Kubilang dr. West sangat bersemangat untuk bekerja di medan perang, tapi bukan berarti dia suka peperangan atau punya perhatian akan keselamatan orang lain. Dia tetap sesosok mesin intelektual yang dingin; kurus, pirang, bermata biru, dan berkacamata tebal. Kurasa dia diam-diam mencibir ketika melihat antusiasme kegiatanku dalam perang tersebut, serta kurangnya sikap netral. Akan tetapi, dia menginginkan sesuatu di Flanders yang dirundung perang, dan untuk mendapatkannya, dia harus mengadopsi identitas militer. Sesuatu yang diinginkannya itu tidak umum; berkaitan dengan cabang ganjil ilmu kedokteran yang diam-diam diikutinya dengan setia, dan membuatnya mencapai berbagai hasil yang menakjubkan sekaligus mengerikan.
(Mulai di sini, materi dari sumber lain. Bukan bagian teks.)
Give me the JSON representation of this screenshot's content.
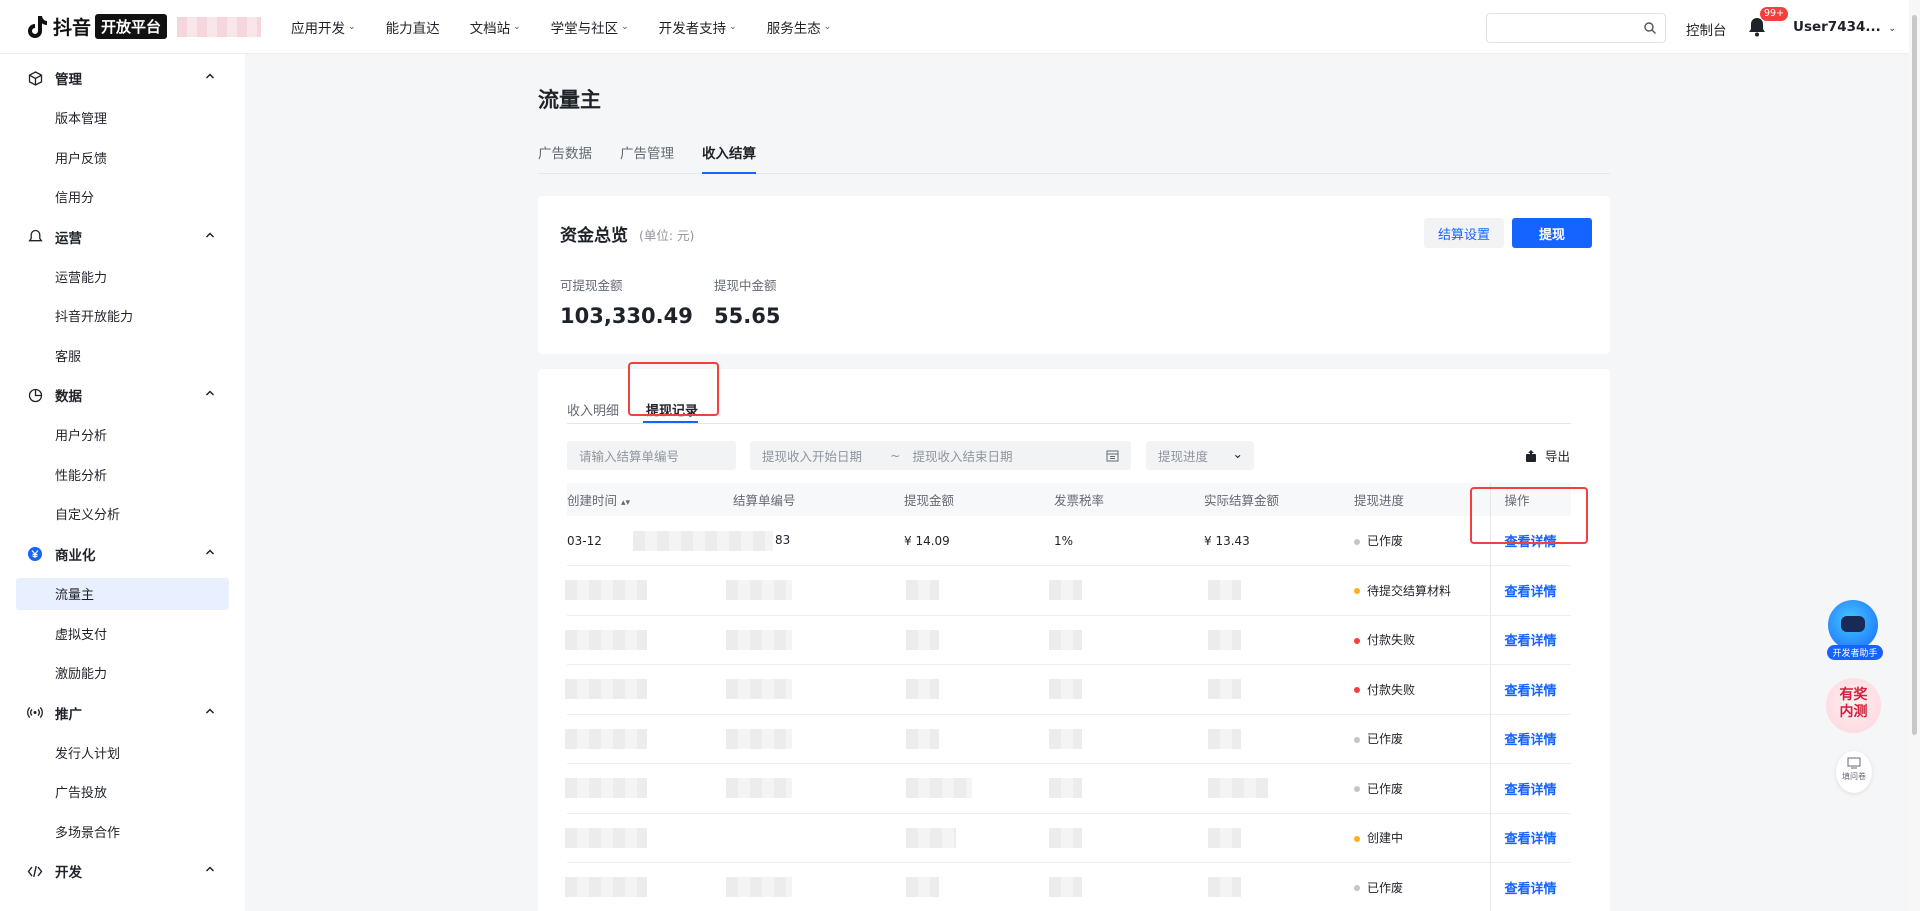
{
  "topnav": {
    "logo_text": "抖音",
    "logo_badge": "开放平台",
    "nav_items": [
      "应用开发",
      "能力直达",
      "文档站",
      "学堂与社区",
      "开发者支持",
      "服务生态"
    ],
    "nav_has_caret": [
      true,
      false,
      true,
      true,
      true,
      true
    ],
    "console": "控制台",
    "notification_count": "99+",
    "user": "User7434..."
  },
  "sidebar": {
    "groups": [
      {
        "label": "管理",
        "icon": "cube-icon",
        "items": [
          "版本管理",
          "用户反馈",
          "信用分"
        ]
      },
      {
        "label": "运营",
        "icon": "bell-outline-icon",
        "items": [
          "运营能力",
          "抖音开放能力",
          "客服"
        ]
      },
      {
        "label": "数据",
        "icon": "pie-chart-icon",
        "items": [
          "用户分析",
          "性能分析",
          "自定义分析"
        ]
      },
      {
        "label": "商业化",
        "icon": "yen-coin-icon",
        "items": [
          "流量主",
          "虚拟支付",
          "激励能力"
        ]
      },
      {
        "label": "推广",
        "icon": "broadcast-icon",
        "items": [
          "发行人计划",
          "广告投放",
          "多场景合作"
        ]
      },
      {
        "label": "开发",
        "icon": "code-icon",
        "items": []
      }
    ],
    "active_item": "流量主"
  },
  "page": {
    "title": "流量主",
    "tabs": [
      "广告数据",
      "广告管理",
      "收入结算"
    ],
    "active_tab": "收入结算"
  },
  "funds": {
    "title": "资金总览",
    "unit": "(单位: 元)",
    "settle_button": "结算设置",
    "withdraw_button": "提现",
    "available_label": "可提现金额",
    "available_value": "103,330.49",
    "pending_label": "提现中金额",
    "pending_value": "55.65"
  },
  "records": {
    "subtabs": [
      "收入明细",
      "提现记录"
    ],
    "active_subtab": "提现记录",
    "filters": {
      "order_placeholder": "请输入结算单编号",
      "start_placeholder": "提现收入开始日期",
      "range_sep": "~",
      "end_placeholder": "提现收入结束日期",
      "progress_placeholder": "提现进度"
    },
    "export": "导出",
    "columns": [
      "创建时间",
      "结算单编号",
      "提现金额",
      "发票税率",
      "实际结算金额",
      "提现进度",
      "操作"
    ],
    "first_row": {
      "time": "03-12",
      "order_suffix": "83",
      "amount": "¥ 14.09",
      "tax": "1%",
      "actual": "¥ 13.43"
    },
    "rows": [
      {
        "status": "已作废",
        "color": "#c2c6cc",
        "action": "查看详情"
      },
      {
        "status": "待提交结算材料",
        "color": "#ffb01f",
        "action": "查看详情"
      },
      {
        "status": "付款失败",
        "color": "#f53f3f",
        "action": "查看详情"
      },
      {
        "status": "付款失败",
        "color": "#f53f3f",
        "action": "查看详情"
      },
      {
        "status": "已作废",
        "color": "#c2c6cc",
        "action": "查看详情"
      },
      {
        "status": "已作废",
        "color": "#c2c6cc",
        "action": "查看详情"
      },
      {
        "status": "创建中",
        "color": "#ffb01f",
        "action": "查看详情"
      },
      {
        "status": "已作废",
        "color": "#c2c6cc",
        "action": "查看详情"
      }
    ]
  },
  "floating": {
    "assistant_label": "开发者助手",
    "prize_label": "有奖内测",
    "survey_label": "填问卷"
  },
  "colors": {
    "accent": "#1664ff",
    "highlight": "#f53f3f"
  }
}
Jelas bahwa dia menginginkan pasokan tak terbatas mayat para prajurit yang baru tewas, dalam berbagai kondisi.

Herbert West membutuhkan mayat segar karena proyek utamanya adalah menghidupkan kembali mayat. Tak seorangpun pasien kayanya, yang membuat reputasinya terbangun dengan cepat di Boston, mengetahui hal ini. Hanya aku yang tahu; aku yang telah menjadi teman terdekat sekaligus asisten satu-satunya sejak masa-masa kami di Fakultas Kedokteran Universitas Miskatonic di Arkham. Pada masa-masa kuliah itulah dia memulai eksperimen ganjilnya, pertama-tama pada hewan-hewan kecil, dan kemudian mayat manusia yang dia peroleh dengan cara yang sama ganjilnya. Dia menyuntikkan larutan khusus ke nadi mayat-mayat itu, dan jika mayat-mayatnya cukup segar, mereka menunjukkan reaksi ganjik. West pernah bermasalah ketika mencoba menemukan formula yang tepat, karena setiap organisme ternyata memerlukan stimulus yang diadaptasi dengan tepat. Teror membayang dalam benak West setiap kali dia merenungkan kegagalan-kegagalan masa lalunya; sosok-sosok tak terkatakan yang diakibatkan larutan yang belum sempurna, atau mayat yang tak cukup segar. Beberapa hasil eksperimen gagal ini masih hidup--satu dikurung di rumah sakit jiwa sedangkan yang lain menghilang--dan setiap kali dia memikirkan apa yang akan terjadi, dia diam-diam gemetar walau tetap menunjukkan ketenangannya.

West segera memahami bahwa tingkat kesegaran maksimum merupakan syarat utama untuk spesimen yang berguna, dan memutuskan untuk melakukan berbagai metode yang ganjil dan mengerikan. Saat kuliah dan praktik pertama kami di kota industri Bolton, sikapku terhadapnya selalu berdasarkan kekaguman, namun ketika metodenya semakin ganjil dan berani, aku mulai takut padanya. Aku tidak suka caranya menatap orang-orang bertubuh sehat, dan bahkan ada satu kejadian di laboratorium ketika aku menyadari bahwa salah satu mayat ternyata hasil perbuatannya sendiri. Itu adalah kali pertama dia berhasil mengembalikan kemampuan nalar sesosok mayat, dan kesuksesan berharga mahal tersebut telah membekukan hatinya.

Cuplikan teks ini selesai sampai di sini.